Secondly, there's the color of the town. A town that hasn't anesthetized its streets, hid its handicapped and beggars, Taco-Belled and Jack-In-The Boxed its food vendors. Somehow I revel in what most people shiver about in Tee-Jay — "Oh, but it's so dirty!" To me the dirt is the dirt of realism, the pain and tragedy of humanity, not hidden behind the smiles of Wrigley's spearmint gum. And I think an experience of that color, or "dirt" is important for human perspective.

But now, now in the inflation of the early 1970s, there's a third, less altruistic reason for San Diegans to think about Tijuana. And that's the grocery shopping.

Although the produce there isn't consistently as good as produce in San Diego markets, and one can't bring produce across the border (apples, oranges, tomatoes, potatoes and avocados with seed are prohibited by U.S. authorities), and although some of the meat tastes different from American meat (none of it seems to have the heavily marbled fat that American meat has), you can save money in the Tijuana markets.

You can reach the biggest open market by walking or driving down the main tourist drag Avenida Revolucion, until you come to 6th or 7th Street. make a left, and two blocks further you hit it — Mercado Hidalgo. much of the market is wholesale. Even in the late morning you may see trucks full of watermelons being unloaded in assembly-line fashion. Sometimes you can't buy anything except in the big lots. One vendor wouldn't sell us strawberries in little baskets — they had to be purchased in the six-kilo box. But the prisce was very nice — $2.50 (21 cents per pound!). Some of the other staggering produce bargains:

  • Bananas: 15 cents per pound
  • Lemons: 25 cents per pound
  • Cucumbers: 10 cents per pound
  • Papayas: 15 cents per pound
  • Garlic: 10 cents per pound
  • Pineapple (extra large): 60 cents each
  • Coconuts: 30 cents each
  • Romaine lettuce: 20 cents per head

Across the street from Mercado Hidalgo on Avenida Negrete tends a small butcher shop. The ground round (lomo molido) goes here for 80 cents a pound, the round steak (lomo) for $1.40 per pound pork chops (chuletas de puerco) for 90 cents per pound, and filet mignon (filet mignon) for $1.75 per pound! (Both the meat and produce prices do fluctuate somewhat from day to day, and the quality can vary tremendously from vendor to vendor, so shop with a careful eye.)
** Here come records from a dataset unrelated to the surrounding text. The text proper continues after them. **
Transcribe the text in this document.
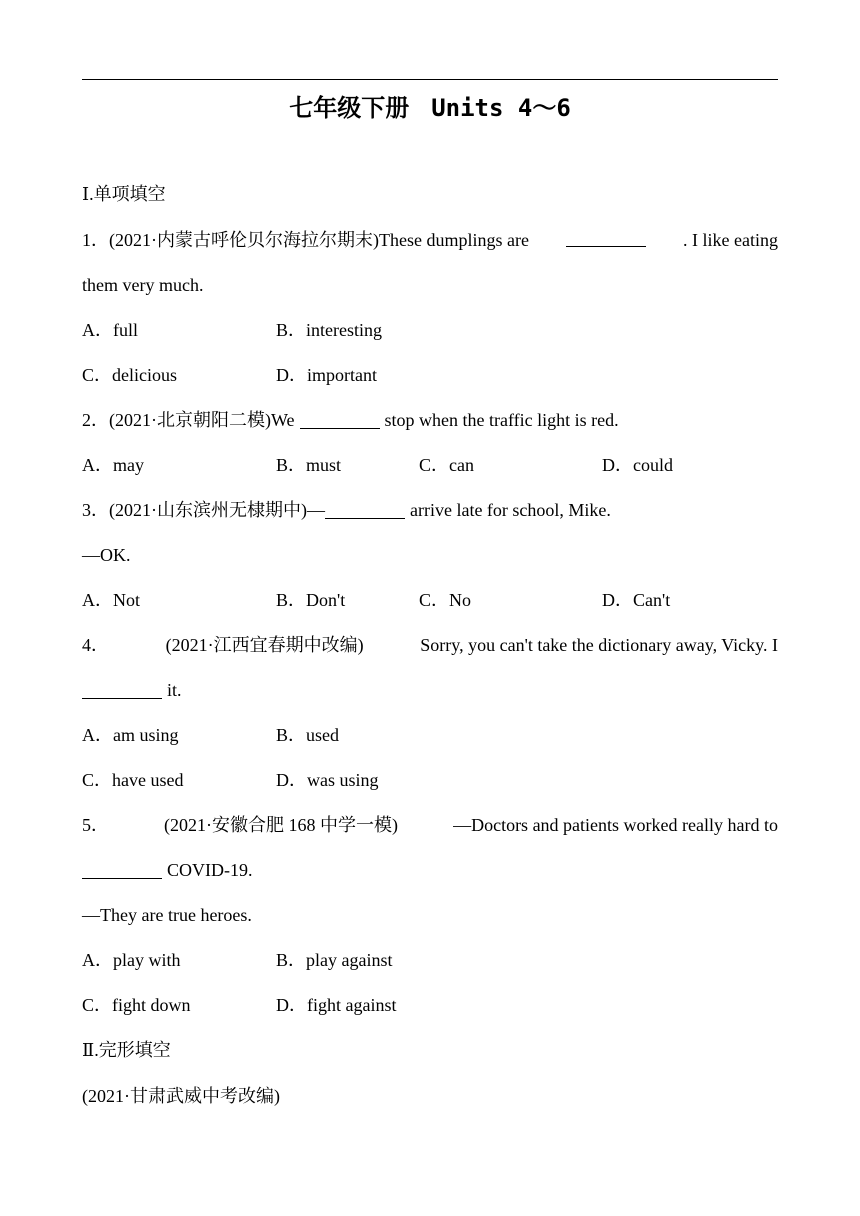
七年级下册 Units 4～6
Ⅰ.单项填空
1．(2021·内蒙古呼伦贝尔海拉尔期末)These dumplings are	. I like eating
them very much.
A．full	B．interesting
C．delicious	D．important
2．(2021·北京朝阳二模)We	stop when the traffic light is red.
A．may	B．must	C．can	D．could
3．(2021·山东滨州无棣期中)—	arrive late for school, Mike.
—OK.
A．Not	B．Don't	C．No	D．Can't
4．	(2021·江西宜春期中改编)	Sorry, you can't take the dictionary away, Vicky. I
it.
A．am using	B．used
C．have used	D．was using
5．	(2021·安徽合肥 168 中学一模)	—Doctors and patients worked really hard to
COVID-19.
—They are true heroes.
A．play with	B．play against
C．fight down	D．fight against
Ⅱ.完形填空
(2021·甘肃武威中考改编)
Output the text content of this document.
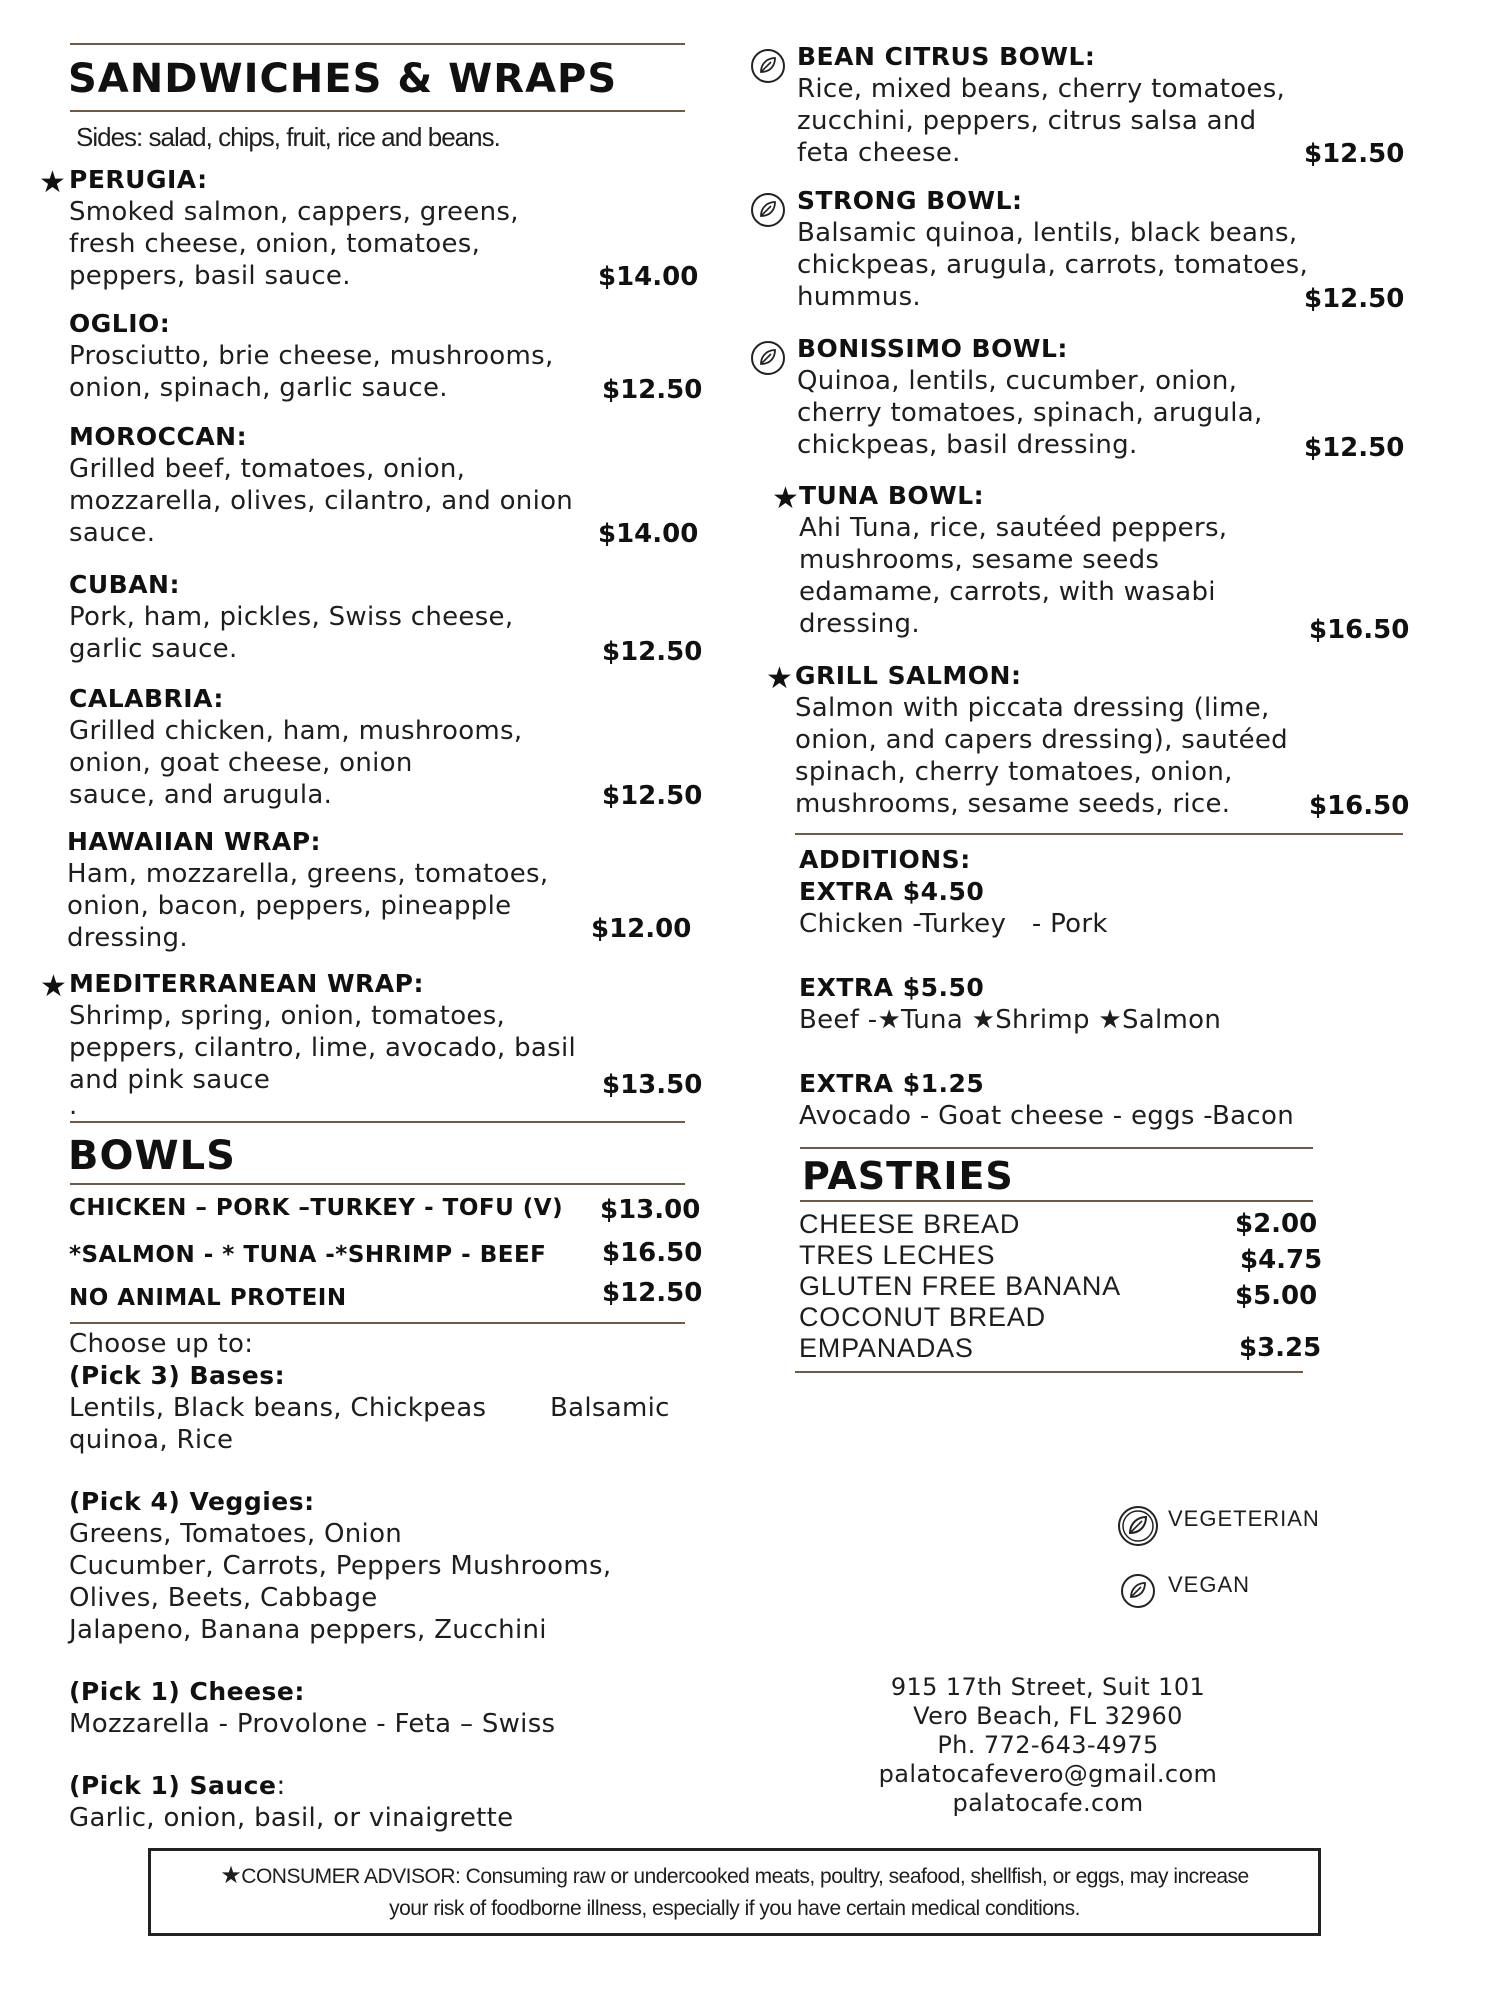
SANDWICHES & WRAPS
Sides: salad, chips, fruit, rice and beans.
★ PERUGIA:
Smoked salmon, cappers, greens,
fresh cheese, onion, tomatoes,
peppers, basil sauce.	$14.00
OGLIO:
Prosciutto, brie cheese, mushrooms,
onion, spinach, garlic sauce.	$12.50
MOROCCAN:
Grilled beef, tomatoes, onion,
mozzarella, olives, cilantro, and onion
sauce.	$14.00
CUBAN:
Pork, ham, pickles, Swiss cheese,
garlic sauce.	$12.50
CALABRIA:
Grilled chicken, ham, mushrooms,
onion, goat cheese, onion
sauce, and arugula.	$12.50
HAWAIIAN WRAP:
Ham, mozzarella, greens, tomatoes,
onion, bacon, peppers, pineapple
dressing.	$12.00
★ MEDITERRANEAN WRAP:
Shrimp, spring, onion, tomatoes,
peppers, cilantro, lime, avocado, basil
and pink sauce
.
$13.50
BOWLS
CHICKEN – PORK –TURKEY - TOFU (V) $13.00
*SALMON - * TUNA -*SHRIMP - BEEF $16.50
NO ANIMAL PROTEIN	$12.50
Choose up to:
(Pick 3) Bases:
Lentils, Black beans, Chickpeas Balsamic
quinoa, Rice
(Pick 4) Veggies:
Greens, Tomatoes, Onion
Cucumber, Carrots, Peppers Mushrooms,
Olives, Beets, Cabbage
Jalapeno, Banana peppers, Zucchini
(Pick 1) Cheese:
Mozzarella - Provolone - Feta – Swiss
(Pick 1) Sauce:
Garlic, onion, basil, or vinaigrette
BEAN CITRUS BOWL:
Rice, mixed beans, cherry tomatoes,
zucchini, peppers, citrus salsa and
feta cheese.	$12.50
STRONG BOWL:
Balsamic quinoa, lentils, black beans,
chickpeas, arugula, carrots, tomatoes,
hummus.	$12.50
BONISSIMO BOWL:
Quinoa, lentils, cucumber, onion,
cherry tomatoes, spinach, arugula,
chickpeas, basil dressing.	$12.50
★ TUNA BOWL:
Ahi Tuna, rice, sautéed peppers,
mushrooms, sesame seeds
edamame, carrots, with wasabi
dressing.	$16.50
★ GRILL SALMON:
Salmon with piccata dressing (lime,
onion, and capers dressing), sautéed
spinach, cherry tomatoes, onion,
mushrooms, sesame seeds, rice.	$16.50
ADDITIONS:
EXTRA $4.50
Chicken -Turkey   - Pork
EXTRA $5.50
Beef -★Tuna ★Shrimp ★Salmon
EXTRA $1.25
Avocado - Goat cheese - eggs -Bacon
PASTRIES
CHEESE BREAD	$2.00
TRES LECHES	$4.75
GLUTEN FREE BANANA	$5.00
COCONUT BREAD
EMPANADAS	$3.25
VEGETERIAN
VEGAN
915 17th Street, Suit 101
Vero Beach, FL 32960
Ph. 772-643-4975
palatocafevero@gmail.com
palatocafe.com
★CONSUMER ADVISOR: Consuming raw or undercooked meats, poultry, seafood, shellfish, or eggs, may increase
your risk of foodborne illness, especially if you have certain medical conditions.
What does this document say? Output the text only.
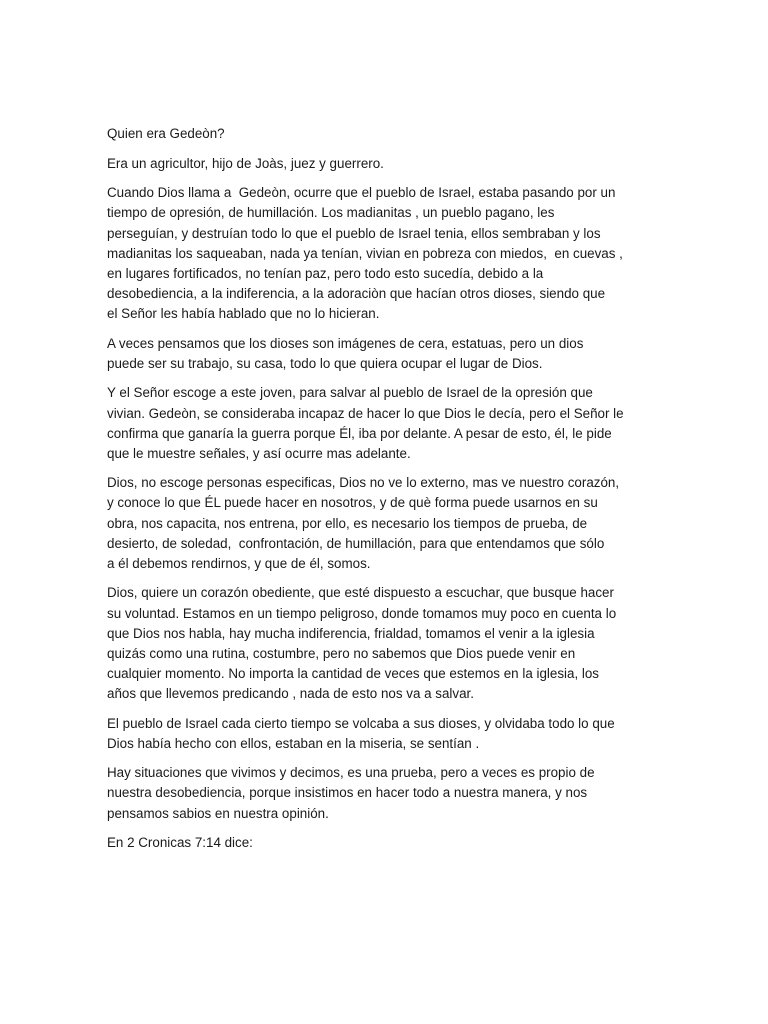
Quien era Gedeòn?

Era un agricultor, hijo de Joàs, juez y guerrero.

Cuando Dios llama a  Gedeòn, ocurre que el pueblo de Israel, estaba pasando por un
tiempo de opresión, de humillación. Los madianitas , un pueblo pagano, les
perseguían, y destruían todo lo que el pueblo de Israel tenia, ellos sembraban y los
madianitas los saqueaban, nada ya tenían, vivian en pobreza con miedos,  en cuevas ,
en lugares fortificados, no tenían paz, pero todo esto sucedía, debido a la
desobediencia, a la indiferencia, a la adoraciòn que hacían otros dioses, siendo que
el Señor les había hablado que no lo hicieran.

A veces pensamos que los dioses son imágenes de cera, estatuas, pero un dios
puede ser su trabajo, su casa, todo lo que quiera ocupar el lugar de Dios.

Y el Señor escoge a este joven, para salvar al pueblo de Israel de la opresión que
vivian. Gedeòn, se consideraba incapaz de hacer lo que Dios le decía, pero el Señor le
confirma que ganaría la guerra porque Él, iba por delante. A pesar de esto, él, le pide
que le muestre señales, y así ocurre mas adelante.

Dios, no escoge personas especificas, Dios no ve lo externo, mas ve nuestro corazón,
y conoce lo que ÉL puede hacer en nosotros, y de què forma puede usarnos en su
obra, nos capacita, nos entrena, por ello, es necesario los tiempos de prueba, de
desierto, de soledad,  confrontación, de humillación, para que entendamos que sólo
a él debemos rendirnos, y que de él, somos.

Dios, quiere un corazón obediente, que esté dispuesto a escuchar, que busque hacer
su voluntad. Estamos en un tiempo peligroso, donde tomamos muy poco en cuenta lo
que Dios nos habla, hay mucha indiferencia, frialdad, tomamos el venir a la iglesia
quizás como una rutina, costumbre, pero no sabemos que Dios puede venir en
cualquier momento. No importa la cantidad de veces que estemos en la iglesia, los
años que llevemos predicando , nada de esto nos va a salvar.

El pueblo de Israel cada cierto tiempo se volcaba a sus dioses, y olvidaba todo lo que
Dios había hecho con ellos, estaban en la miseria, se sentían .

Hay situaciones que vivimos y decimos, es una prueba, pero a veces es propio de
nuestra desobediencia, porque insistimos en hacer todo a nuestra manera, y nos
pensamos sabios en nuestra opinión.

En 2 Cronicas 7:14 dice:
Another open market, designed more for the individual customer, is El Popo. El Popo is on the other side of Avenida Revolucion. Going north from the direction of Mercado Hidalgo make a left from Revolucion to 3rd Street and walk three blocks to C Street. The produce at El Popo seems to be a lot better. It's a little more crowded but one gets used to the push-shove routine pretty quickly. Most of El Popo is covered: inside you can buy fish and meat. The fish bargains are just about as astonishing as the meat bargain — medium-sized shrimp for $1.60 a pound, fresh fillet for $1.30 a pound, abalone for $1.80 a pound, and Pacific Ocean lobster for $2.70 a pound.

Once can find similar bargains at some of the completely undisclosed supermarkets in Tijuana. Several of the restaurant owners say they buy their food at Supermercado Limon on Avenida Constitucion near 6th Street. The butcher at Limon has a "take a number, wait 'til you're called" system and chickens are 39 cents a pound, but the produce shelves are not as carefully tended as in the open markets and things are a little too picked over. Another favorite supermarket is Cali-Max, near the corner of 5th and Constitucion.

Cali-max, a tiny place, has some produce priced higher than Limon or the open markets, but, as the CALPIRG surverys show, every market has something that is cheaper than others. Cali-max sells watermelon for 9 cents a pound and — the day we were there — had a special on ground round, 60 cents a pound.

One sour note to the whole matter of shopping in Tijuana. People at the San Diego County Health Department will tell you "do so at your own risk" and warn you about the lack of sanitation south of the border. So, even if you aren't a germ paranoid, and you are interested in the Tee-Jay shopping bargains, cook that meat well and wash that fruit.